Anyone who knows me knows that my mom is my absolute best friend and I tell her everything. When it was time to start applying to colleges we both silently knew there was no way I was staying in Connecticut. We even went on a road trip to visit five different schools between Virginia and South Carolina, deciding which one we both liked best.
Making the final decision to go to the University of Maine was the best but hardest decision I could have made that year.
I decided in April that I was attending the University of Maine and had until August to figure out how exactly I was going to handle living seven hours away from my best friend. We never really talked about how we were going to cope with being away from each other but rather learned to live with it. Now I have finished my third year here in Maine and we are starting this process all over again.

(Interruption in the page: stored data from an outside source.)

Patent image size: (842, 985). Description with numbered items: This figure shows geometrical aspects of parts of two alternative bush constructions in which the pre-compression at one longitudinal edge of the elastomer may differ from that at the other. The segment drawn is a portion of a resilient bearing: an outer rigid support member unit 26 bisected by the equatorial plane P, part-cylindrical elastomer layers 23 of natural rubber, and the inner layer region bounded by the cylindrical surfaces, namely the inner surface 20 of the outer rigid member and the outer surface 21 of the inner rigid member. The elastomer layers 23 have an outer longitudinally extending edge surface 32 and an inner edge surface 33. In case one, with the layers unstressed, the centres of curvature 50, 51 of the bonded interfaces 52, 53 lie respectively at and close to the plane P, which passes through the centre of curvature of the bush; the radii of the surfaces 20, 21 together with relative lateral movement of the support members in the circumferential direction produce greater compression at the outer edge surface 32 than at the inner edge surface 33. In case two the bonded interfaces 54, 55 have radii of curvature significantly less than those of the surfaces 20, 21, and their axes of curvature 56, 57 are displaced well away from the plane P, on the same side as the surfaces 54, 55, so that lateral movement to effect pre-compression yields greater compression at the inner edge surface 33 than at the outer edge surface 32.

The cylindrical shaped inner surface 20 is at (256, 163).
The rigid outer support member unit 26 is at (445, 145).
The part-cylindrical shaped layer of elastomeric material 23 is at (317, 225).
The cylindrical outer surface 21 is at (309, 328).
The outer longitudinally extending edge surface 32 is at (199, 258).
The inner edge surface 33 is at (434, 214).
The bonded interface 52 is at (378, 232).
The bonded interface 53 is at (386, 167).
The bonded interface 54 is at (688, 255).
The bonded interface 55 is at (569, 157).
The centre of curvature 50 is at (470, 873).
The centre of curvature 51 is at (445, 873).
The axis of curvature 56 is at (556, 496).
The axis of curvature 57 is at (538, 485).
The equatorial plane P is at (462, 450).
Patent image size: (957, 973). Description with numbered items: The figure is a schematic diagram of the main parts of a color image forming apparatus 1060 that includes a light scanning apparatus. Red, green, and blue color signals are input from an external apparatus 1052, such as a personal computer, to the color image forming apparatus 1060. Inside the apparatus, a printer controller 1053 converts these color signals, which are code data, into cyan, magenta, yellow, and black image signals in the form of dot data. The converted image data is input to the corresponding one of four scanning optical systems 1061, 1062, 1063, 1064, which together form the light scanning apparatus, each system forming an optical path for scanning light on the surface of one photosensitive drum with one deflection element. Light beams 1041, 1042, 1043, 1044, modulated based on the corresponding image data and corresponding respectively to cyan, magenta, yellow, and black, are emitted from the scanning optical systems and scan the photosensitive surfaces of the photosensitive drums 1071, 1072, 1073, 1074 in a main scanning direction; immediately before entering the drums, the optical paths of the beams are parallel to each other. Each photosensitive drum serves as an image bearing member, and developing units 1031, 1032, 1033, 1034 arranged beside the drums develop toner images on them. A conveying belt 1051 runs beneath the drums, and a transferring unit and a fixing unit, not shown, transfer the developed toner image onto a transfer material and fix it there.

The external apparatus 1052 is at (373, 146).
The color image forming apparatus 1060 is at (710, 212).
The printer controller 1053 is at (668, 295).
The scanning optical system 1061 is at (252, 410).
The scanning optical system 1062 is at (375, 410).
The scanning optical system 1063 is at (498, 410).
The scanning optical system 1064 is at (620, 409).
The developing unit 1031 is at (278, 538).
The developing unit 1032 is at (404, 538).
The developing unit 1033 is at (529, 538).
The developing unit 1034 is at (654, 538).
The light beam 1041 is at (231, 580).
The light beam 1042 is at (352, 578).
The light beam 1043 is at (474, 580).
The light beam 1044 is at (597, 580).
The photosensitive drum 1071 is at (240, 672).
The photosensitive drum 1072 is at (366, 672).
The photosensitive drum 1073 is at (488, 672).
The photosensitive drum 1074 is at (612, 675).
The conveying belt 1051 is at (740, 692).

This past week I drove home to Connecticut for 4 days. This trip was designed to see my best friend and celebrate my 21st birthday. As this is the first year that I have had my own car in Maine I have only made a few short trips home to visit my mom. But this one was by far the “shortest” and the hardest to leave because...
I hate having to call her when something happens…
No matter what happens in my life whether it be I fail a test or I see the cutest dog ever or I got a compliment at work the first person I go to tell is my mom. And talking on the phone is not my favorite thing to do at all and generally, I have too much to say (if you know me you know I can talk) to text it all out.
So instead of getting home and sitting at the table or jumping on the couch to watch television and talk, I have to call her. And if I wait until the end of the day to tell her everything that happened, I forget half of it. So I call her multiples times a day (sometimes over three times) just to tell her about my life and I have to hope she is not busy and answers.
I can never remember her work schedule anymore…
I know that my mom works every other weekend, and then has an alternating during the weekly schedule. When I am home, I can tell you exactly what days she has to work for the next two weeks just off the top of my head. When at school, it all blends together. Did she work last weekend? Does she work today? No clue. I never know if she’s busy.
She is a much better cook than I am…
Okay, so I know that everyone is like “my mom is such a good cook” and all that but my mom is amazing. Anyone who knows me knows that I am literally such a picky, complicated eater. And my mom always finds a way to make dinner work for the both of us without being super complicated.
My favorite example of this is my mom cooks a mean burger like it is so good and I don’t eat just like any burger that is put in front of me. And one would think I know how I like a burger and I have a great cook for a mom I can definitely do it. Nope. Not at all. I cannot cook a burger to save my life.
So I am constantly calling my mom asking her the best way to cook whatever I am craving that night.
I miss hanging out with her…
My house is just my mom and myself. We do everything together even just go to the grocery store when it will be like a 20-minute trip. We plan an awesome vacation to go on every year. We talk all the time. We watch the same shows. We go shopping, we gossip, we complain, we rant, we listen to music, we sing, we dance, we do it all together.
Now I am in college and I go to the store by myself, I watch television by myself, and I sing and dance by myself (I do have friends but in the summer, they’re not in Orono). Mom plans the vacation and I am meeting her there. We talk every day but it's not the same.
Not only do I miss doing things with her, I miss her…
My mom has the biggest heart, she does everything for me. She always makes me laugh and smile even when I am cranky. She makes fun of me in the best way. She would do anything for me any day. She supports me even when I am dumb. She lets me crawl into her bed and rant or gossip or even just watch TV. She paints my toenails because lord knows I cannot do it.
And most importantly she gives the absolute best hugs ever.
While leaving at the end of these trips is terribly hard, I know it is only making our bond stronger and the next visit more special.